Cilium · Rate Limits
Cilium Rate Limits
Cilium APIs (cilium-agent REST API on the local Unix socket, Hubble gRPC Observer / Peer, Hubble Relay, Tetragon gRPC, and the Cilium Operator REST API) are local cluster APIs rather than multi-tenant SaaS endpoints. The project does not publish per-second rate limits — practical throughput is bounded by the agent / operator process, the underlying eBPF data path, the gRPC server settings on Hubble / Tetragon, and operator-defined ingress / authorization rules. Cilium itself can enforce L7 rate-limiting on application traffic via Envoy-based network policy — that is a workload-policy feature, not a self-imposed API limit.
3 Limits
eBPFKubernetesNetworkingObservabilitySecurityRate Limiting
Limits
cilium-agent local API node
no built-in rate limit; bounded by node CPU / memory and Unix-socket throughput
Served locally on each node; access is restricted by file-system permissions on the Unix-domain socket.

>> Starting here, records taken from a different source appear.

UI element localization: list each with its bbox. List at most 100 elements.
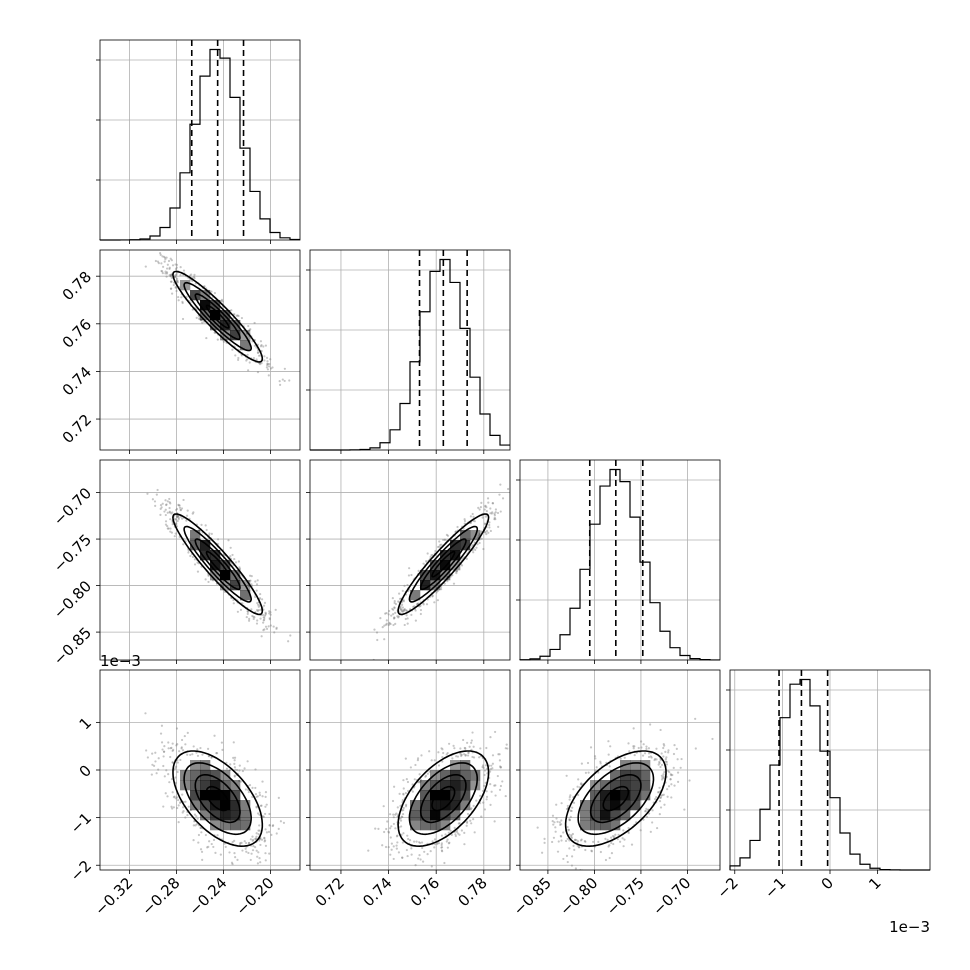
scatter-point (177, 295, 180, 299)
scatter-point (263, 614, 267, 617)
scatter-point (491, 754, 495, 757)
scatter-point (169, 755, 172, 759)
scatter-point (653, 757, 657, 761)
scatter-point (176, 761, 179, 764)
scatter-point (246, 610, 250, 613)
scatter-point (670, 774, 673, 777)
scatter-point (446, 751, 449, 755)
scatter-point (256, 619, 259, 622)
scatter-point (536, 826, 539, 829)
density-cell (200, 550, 211, 561)
scatter-point (222, 340, 225, 343)
scatter-point (433, 601, 436, 604)
scatter-point (443, 861, 446, 865)
scatter-point (401, 815, 404, 818)
scatter-point (430, 553, 433, 557)
scatter-point (463, 518, 466, 521)
scatter-point (490, 790, 493, 793)
scatter-point (236, 314, 239, 317)
scatter-point (660, 763, 664, 767)
scatter-point (402, 599, 405, 602)
scatter-point (480, 501, 483, 504)
scatter-point (171, 761, 174, 764)
scatter-point (667, 785, 671, 788)
scatter-point (300, 649, 302, 651)
scatter-point (658, 760, 661, 764)
scatter-point (413, 778, 416, 781)
scatter-point (403, 608, 406, 612)
scatter-point (251, 614, 254, 618)
scatter-point (231, 863, 234, 866)
scatter-point (445, 753, 448, 756)
scatter-point (162, 750, 166, 753)
scatter-point (658, 762, 661, 765)
density-cell (440, 790, 451, 801)
scatter-point (584, 840, 587, 843)
scatter-point (267, 830, 271, 833)
scatter-point (174, 267, 178, 271)
scatter-point (460, 754, 463, 758)
scatter-point (430, 865, 433, 868)
scatter-point (480, 537, 483, 540)
scatter-point (595, 766, 598, 769)
contour-level-2 (408, 525, 479, 603)
scatter-point (256, 855, 259, 858)
scatter-point (583, 839, 586, 843)
scatter-point (493, 518, 496, 521)
scatter-point (662, 777, 665, 780)
scatter-point (167, 747, 170, 750)
scatter-point (569, 809, 572, 812)
scatter-point (258, 791, 261, 794)
contour-level-1 (419, 538, 467, 591)
scatter-point (606, 838, 609, 841)
scatter-point (569, 815, 572, 818)
density-cell (640, 790, 651, 801)
scatter-point (245, 850, 248, 853)
scatter-point (570, 835, 573, 838)
scatter-point (262, 815, 265, 818)
scatter-point (594, 769, 597, 772)
scatter-point (216, 338, 219, 341)
scatter-point (186, 753, 189, 756)
scatter-point (627, 831, 630, 835)
scatter-point (259, 592, 262, 596)
scatter-point (171, 749, 174, 753)
density-cell (410, 810, 421, 821)
scatter-point (377, 827, 380, 830)
scatter-point (163, 745, 166, 748)
density-cell (440, 770, 451, 781)
scatter-panel-3-2 (516, 669, 721, 874)
scatter-point (231, 348, 234, 351)
density-cell (210, 320, 221, 331)
scatter-point (647, 752, 651, 755)
scatter-point (419, 841, 422, 845)
scatter-point (499, 766, 503, 769)
scatter-point (254, 580, 257, 583)
density-cell (450, 780, 461, 791)
scatter-point (389, 622, 392, 626)
scatter-point (168, 501, 171, 504)
scatter-point (419, 608, 423, 612)
scatter-point (574, 867, 577, 870)
contour-level-1 (194, 293, 241, 341)
scatter-point (194, 824, 197, 827)
density-cell (200, 800, 211, 811)
density-cell (620, 780, 631, 791)
scatter-point (182, 269, 186, 272)
scatter-point (570, 834, 573, 837)
scatter-point (459, 753, 462, 756)
scatter-point (551, 814, 555, 817)
scatter-point (165, 769, 168, 772)
scatter-point (479, 747, 482, 750)
x-tick-label: 0.74 (359, 874, 395, 910)
scatter-point (553, 821, 556, 824)
scatter-point (200, 523, 203, 526)
scatter-point (247, 619, 251, 622)
scatter-point (463, 831, 466, 834)
density-cell (450, 540, 461, 551)
scatter-point (441, 850, 444, 853)
scatter-point (431, 840, 434, 843)
scatter-point (260, 344, 263, 347)
density-cell (240, 340, 251, 351)
scatter-point (182, 543, 185, 546)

Hubble Observer gRPC cluster
gRPC server defaults; operator-tunable
Per-stream concurrency is controlled by Hubble Relay configuration and the underlying gRPC server settings.
Tetragon gRPC node
gRPC server defaults; operator-tunable
Tetragon does not impose an upstream rate limit; operators bound consumers via Kubernetes RBAC and gRPC server settings.
Policies
Backoff Strategy
gRPC clients should retry transient unavailability with exponential backoff and jitter; honor any deadline / cancellation propagated by the server.
Local Access Model
cilium-agent and the Cilium Operator API are local APIs intended for in-cluster / node-local use, secured by Unix-socket permissions and Kubernetes RBAC rather than per-second throttling.
Workload Rate Limiting
Cilium Network Policy can enforce L7 rate limits on application traffic via Envoy-based filters — a workload-policy feature distinct from API rate limits.